Yuan Di, Chang Xiaojun, Huang Po-Yao, Liu Qiao, He Zhenyu
IEEE Trans Image Process. 2021;30:976-985. doi: 10.1109/TIP.2020.3037518. Epub 2020 Dec 9.
The training of a feature extraction network typically requires abundant manually annotated training samples, making this a time-consuming and costly process. Accordingly, we propose an effective self-supervised learning-based tracker in a deep correlation framework (named: self-SDCT). Motivated by the forward-backward tracking consistency of a robust tracker, we propose a multi-cycle consistency loss as self-supervised information for learning feature extraction network from adjacent video frames. At the training stage, we generate pseudo-labels of consecutive video frames by forward-backward prediction under a Siamese correlation tracking framework and utilize the proposed multi-cycle consistency loss to learn a feature extraction network. Furthermore, we propose a similarity dropout strategy to enable some low-quality training sample pairs to be dropped and also adopt a cycle trajectory consistency loss in each sample pair to improve the training loss function. At the tracking stage, we employ the pre-trained feature extraction network to extract features and utilize a Siamese correlation tracking framework to locate the target using forward tracking alone. Extensive experimental results indicate that the proposed self-supervised deep correlation tracker (self-SDCT) achieves competitive tracking performance contrasted to state-of-the-art supervised and unsupervised tracking methods on standard evaluation benchmarks.

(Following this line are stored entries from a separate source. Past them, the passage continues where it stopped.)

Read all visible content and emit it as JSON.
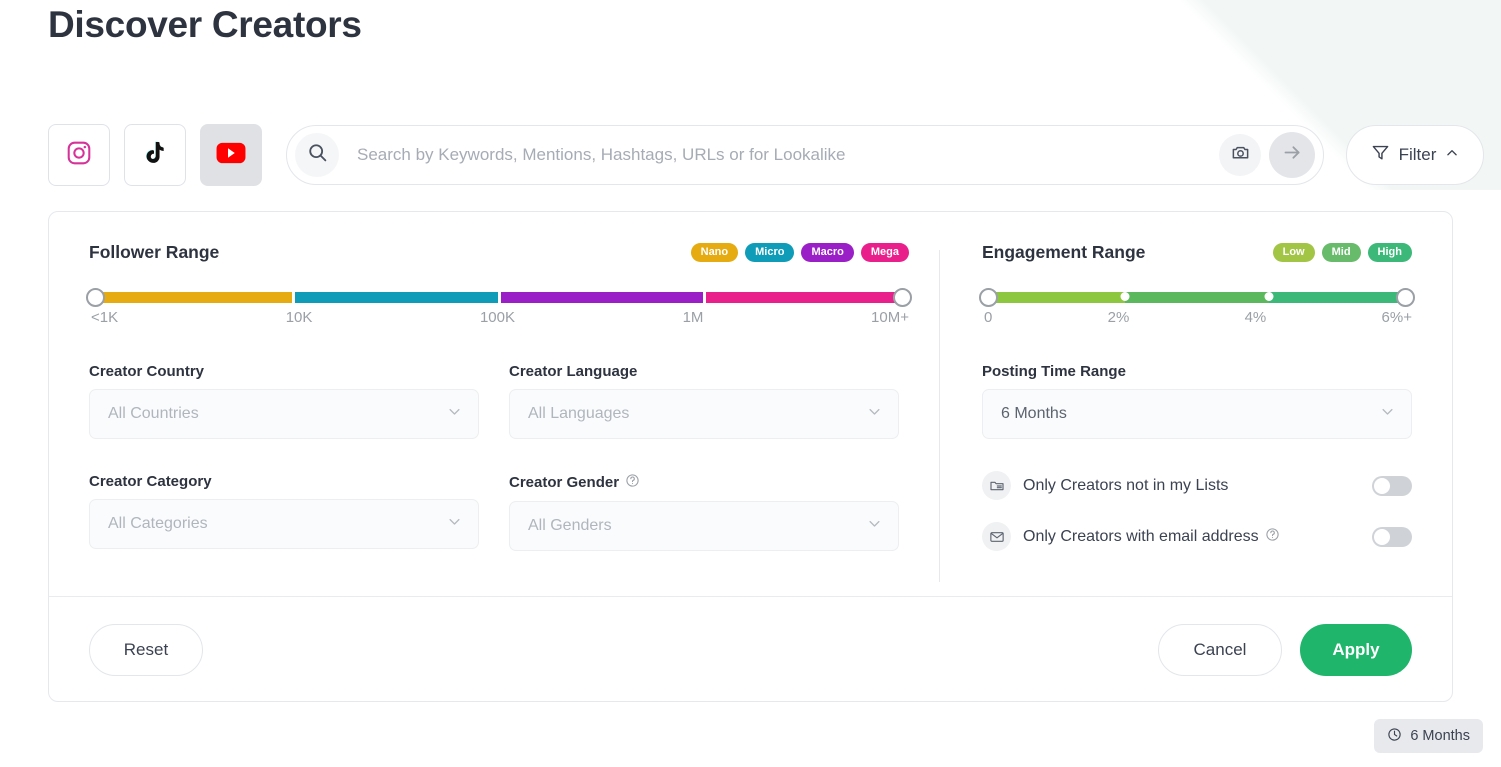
{
  "page": {
    "title": "Discover Creators"
  },
  "toolbar": {
    "platforms": [
      {
        "name": "instagram",
        "icon": "instagram-icon",
        "selected": false
      },
      {
        "name": "tiktok",
        "icon": "tiktok-icon",
        "selected": false
      },
      {
        "name": "youtube",
        "icon": "youtube-icon",
        "selected": true
      }
    ],
    "search": {
      "icon": "search-icon",
      "placeholder": "Search by Keywords, Mentions, Hashtags, URLs or for Lookalike",
      "value": "",
      "camera_icon": "camera-icon",
      "submit_icon": "arrow-right-icon"
    },
    "filter": {
      "icon": "funnel-icon",
      "label": "Filter",
      "chevron": "chevron-up-icon"
    }
  },
  "filters": {
    "follower_range": {
      "title": "Follower Range",
      "badges": [
        {
          "label": "Nano",
          "color": "#e5ab10"
        },
        {
          "label": "Micro",
          "color": "#0e9cb8"
        },
        {
          "label": "Macro",
          "color": "#9a1fc6"
        },
        {
          "label": "Mega",
          "color": "#e9208b"
        }
      ],
      "segments": [
        {
          "color": "#e5ab10"
        },
        {
          "color": "#0e9cb8"
        },
        {
          "color": "#9a1fc6"
        },
        {
          "color": "#e9208b"
        }
      ],
      "ticks": [
        "<1K",
        "10K",
        "100K",
        "1M",
        "10M+"
      ],
      "handle_left_value": "<1K",
      "handle_right_value": "10M+"
    },
    "engagement_range": {
      "title": "Engagement Range",
      "badges": [
        {
          "label": "Low",
          "color": "#a3c546"
        },
        {
          "label": "Mid",
          "color": "#67bb6a"
        },
        {
          "label": "High",
          "color": "#3cb878"
        }
      ],
      "segments": [
        {
          "color": "#8dc63f"
        },
        {
          "color": "#5cb85c"
        },
        {
          "color": "#3cb878"
        }
      ],
      "ticks": [
        "0",
        "2%",
        "4%",
        "6%+"
      ],
      "handle_left_value": "0",
      "handle_right_value": "6%+"
    },
    "creator_country": {
      "label": "Creator Country",
      "value": "",
      "placeholder": "All Countries",
      "chevron": "chevron-down-icon"
    },
    "creator_language": {
      "label": "Creator Language",
      "value": "",
      "placeholder": "All Languages",
      "chevron": "chevron-down-icon"
    },
    "creator_category": {
      "label": "Creator Category",
      "value": "",
      "placeholder": "All Categories",
      "chevron": "chevron-down-icon"
    },
    "creator_gender": {
      "label": "Creator Gender",
      "help_icon": "help-circle-icon",
      "value": "",
      "placeholder": "All Genders",
      "chevron": "chevron-down-icon"
    },
    "posting_time_range": {
      "label": "Posting Time Range",
      "value": "6 Months",
      "chevron": "chevron-down-icon"
    },
    "toggles": [
      {
        "icon": "list-folder-icon",
        "label": "Only Creators not in my Lists",
        "enabled": false,
        "has_help": false
      },
      {
        "icon": "envelope-icon",
        "label": "Only Creators with email address",
        "enabled": false,
        "has_help": true,
        "help_icon": "help-circle-icon"
      }
    ]
  },
  "footer": {
    "reset_label": "Reset",
    "cancel_label": "Cancel",
    "apply_label": "Apply",
    "apply_color": "#1fb56b"
  },
  "time_chip": {
    "icon": "clock-icon",
    "label": "6 Months"
  }
}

特征提取网络的训练通常需要大量人工标注的训练样本,这使得该过程既耗时又昂贵。因此,我们在深度相关框架中提出了一种有效的基于自监督学习的跟踪器(命名为:self-SDCT)。受鲁棒跟踪器前后向跟踪一致性的启发,我们提出了一种多周期一致性损失作为自监督信息,用于从相邻视频帧中学习特征提取网络。在训练阶段,我们在连体相关跟踪框架下通过前后向预测生成连续视频帧的伪标签,并利用所提出的多周期一致性损失来学习特征提取网络。此外,我们提出了一种相似性丢弃策略,以使一些低质量的训练样本对被丢弃,并且在每个样本对中采用周期轨迹一致性损失来改进训练损失函数。在跟踪阶段,我们使用预训练的特征提取网络来提取特征,并仅使用前向跟踪利用连体相关跟踪框架来定位目标。大量实验结果表明,与标准评估基准上的现有监督和无监督跟踪方法相比,所提出的自监督深度相关跟踪器(self-SDCT)实现了具有竞争力的跟踪性能。